Quant à Florian Odier, il a rejoint l'EARL de Juillet, en tant que chef d'exploitation en 2019, après avoir « testé » l'opportunité de son installation pendant quatre mois, de septembre à décembre 2018, durant la période de récolte et de conditionnement des noix. Sa reprise s'est faite sans mettre en œuvre de changement dans la conduite de l'exploitation, qui commercialise sa production de noix auprès d'un bureau de vente.

Risques climatiques et économiques

Pour l'instant, les deux jeunes nuciculteurs sont satisfaits de leur retour en agriculture qui leur permet de pouvoir être maîtres de leurs décisions. D'autant que leurs installations se sont bien déroulées. Forts de leur expérience, ils se réjouissent tous deux « d'être allés voir ailleurs avant de revenir ».

Et comme les risques climatiques et économiques sont importants dans la filière, ils incitent les jeunes à se montrer attentifs à leurs investissements. Ils recommandent également de faire attention à l'évolution des besoins en main-d’œuvre.

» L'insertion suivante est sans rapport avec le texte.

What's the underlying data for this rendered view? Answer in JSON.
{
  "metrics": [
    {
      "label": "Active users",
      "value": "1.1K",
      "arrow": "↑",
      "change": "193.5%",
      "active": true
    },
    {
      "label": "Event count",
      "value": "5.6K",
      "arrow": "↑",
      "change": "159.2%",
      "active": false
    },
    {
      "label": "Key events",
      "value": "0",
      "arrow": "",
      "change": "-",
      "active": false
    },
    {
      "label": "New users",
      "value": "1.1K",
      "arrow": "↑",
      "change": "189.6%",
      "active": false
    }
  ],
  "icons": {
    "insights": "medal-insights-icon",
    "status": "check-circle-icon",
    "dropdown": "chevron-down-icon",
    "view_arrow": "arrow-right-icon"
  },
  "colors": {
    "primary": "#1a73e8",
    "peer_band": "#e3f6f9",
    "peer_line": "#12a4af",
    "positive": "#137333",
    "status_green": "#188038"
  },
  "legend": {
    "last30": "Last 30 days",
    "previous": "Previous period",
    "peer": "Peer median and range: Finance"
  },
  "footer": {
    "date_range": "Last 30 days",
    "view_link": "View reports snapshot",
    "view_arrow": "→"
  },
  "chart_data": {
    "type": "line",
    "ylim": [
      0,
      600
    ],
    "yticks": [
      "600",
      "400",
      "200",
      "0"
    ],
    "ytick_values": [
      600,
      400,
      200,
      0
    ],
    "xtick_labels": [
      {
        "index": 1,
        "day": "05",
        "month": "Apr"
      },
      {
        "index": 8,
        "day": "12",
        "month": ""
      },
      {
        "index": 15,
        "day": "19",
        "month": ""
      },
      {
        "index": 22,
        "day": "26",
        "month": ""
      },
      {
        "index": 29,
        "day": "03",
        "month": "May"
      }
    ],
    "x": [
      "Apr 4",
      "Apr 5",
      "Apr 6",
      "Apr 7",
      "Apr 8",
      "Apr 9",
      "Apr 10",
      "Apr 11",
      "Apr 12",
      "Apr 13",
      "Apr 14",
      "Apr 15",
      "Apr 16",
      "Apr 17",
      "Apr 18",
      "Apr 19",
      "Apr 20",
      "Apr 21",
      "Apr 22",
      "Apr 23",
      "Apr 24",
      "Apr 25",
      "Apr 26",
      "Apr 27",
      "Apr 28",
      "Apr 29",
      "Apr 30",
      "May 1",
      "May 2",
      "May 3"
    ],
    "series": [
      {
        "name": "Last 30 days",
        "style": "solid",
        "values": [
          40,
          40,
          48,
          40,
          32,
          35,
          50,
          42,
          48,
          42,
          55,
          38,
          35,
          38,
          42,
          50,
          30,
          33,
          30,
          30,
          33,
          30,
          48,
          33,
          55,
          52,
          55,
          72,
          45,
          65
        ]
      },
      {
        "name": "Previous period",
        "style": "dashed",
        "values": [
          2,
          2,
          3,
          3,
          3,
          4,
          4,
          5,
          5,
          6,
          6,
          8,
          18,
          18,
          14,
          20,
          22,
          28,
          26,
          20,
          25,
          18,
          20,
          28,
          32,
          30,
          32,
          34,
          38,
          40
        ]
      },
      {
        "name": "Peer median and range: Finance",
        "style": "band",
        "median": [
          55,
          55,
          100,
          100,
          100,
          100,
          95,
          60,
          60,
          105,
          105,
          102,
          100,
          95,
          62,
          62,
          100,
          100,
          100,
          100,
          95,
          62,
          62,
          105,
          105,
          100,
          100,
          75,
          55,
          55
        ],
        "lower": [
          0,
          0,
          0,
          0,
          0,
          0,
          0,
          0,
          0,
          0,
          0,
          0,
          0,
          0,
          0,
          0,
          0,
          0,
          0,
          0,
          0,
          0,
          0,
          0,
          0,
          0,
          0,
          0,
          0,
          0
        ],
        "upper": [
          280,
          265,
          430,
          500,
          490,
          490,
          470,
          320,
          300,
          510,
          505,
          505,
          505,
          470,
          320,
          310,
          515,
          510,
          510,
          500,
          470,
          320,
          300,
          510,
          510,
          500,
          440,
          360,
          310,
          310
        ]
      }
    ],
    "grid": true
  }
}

Car, le remplacement des aînés qui donnent un « coup de main » n'est pas toujours aisé à mettre en place. « Lorsqu'on ne fait que de la noix, il est difficile d'embaucher un salarié à l'année. Et le recrutement pour la saison est aussi très compliqué », avancent-ils.

Par rapport aux opportunités apportées par la création de nouveaux ateliers, ils s'interrogent. Ce n'est pas facile à mettre en place. Certes, il existe des possibilités. Mais selon Clément Charbonnel, « les productions fonctionnent pendant deux ans, mais ne s'installent pas dans la durée. Pour se projeter, ce n'est pas évident ». Et certaines cultures nécessitent incontestablement de la main- d’œuvre qui n'est pas facile à trouver...

Isabelle Brenguier

 

« Au bon vouloir des cédants »

Foncier /  La bonne conjoncture nucicole de ces dernières années a favorisé la pression foncière et une augmentation des tarifs des parcelles et de la valeur marchande des exploitations. 

Le sujet de la valeur des exploitations nucicoles est complexe, car ces dernières années, elles ont pris beaucoup de valeur. Entre les bâtiments, le matériel et le foncier, les montants sont devenus importants et nécessitent pour les repreneurs potentiels de lourds investissements. Ainsi, nombreuses sont les exploitations nucicoles à se transmettre de générations en générations.

« Même si ce n'est pas systématiquement le cas, qu'il arrive que des repreneurs soient des tiers, cela l'est souvent », précise Anne-Caroline Mermet, conseillère transmission à la Chambre d'agriculture de l'Isère, à l'occasion d'une rencontre sur le thème de la transmission des exploitations nucicoles à Vinay. Alexandre Escoffier, lui-même producteur de noix à Beaulieu, et élu à la chambre d'agriculture, le reconnaît : « Les exploitations nucicoles sont devenues peu accessibles aux jeunes qui ne font pas partie du milieu. En dehors des transmissions père-fils, les installations vont être compliquées ».

Augmentation des tarifs des parcelles

« Quand il y a un hectare qui se libère, les candidats pour le reprendre sont nombreux et les enchères montent... », admet le responsable, qui ajoute : « Je pense que, de plus en plus, les reprises et transmissions se feront au bon vouloir des cédants, à savoir ce qu'ils priorisent entre une vente qui leur permet de compenser une faible retraite et l'opportunité d'installer un jeune ».

Pour autant, dans la salle, même si jeunes et moins jeunes regrettent la situation, personne ne la critique.

Contacté, Nicolas Agresti, directeur de la Safer de l'Isère, le reconnaît, les prix dans la vallée de l'Isère ont augmenté. Car, dans le cas où la vente est conclue entre le propriétaire de la parcelle et l'exploitant, la Safer n'a aucune capacité d'intervention, même si le prix est plus élevé que ce qu'il devrait être. Le problème est que ces acquisitions font évoluer le marché et finissent par faire référence.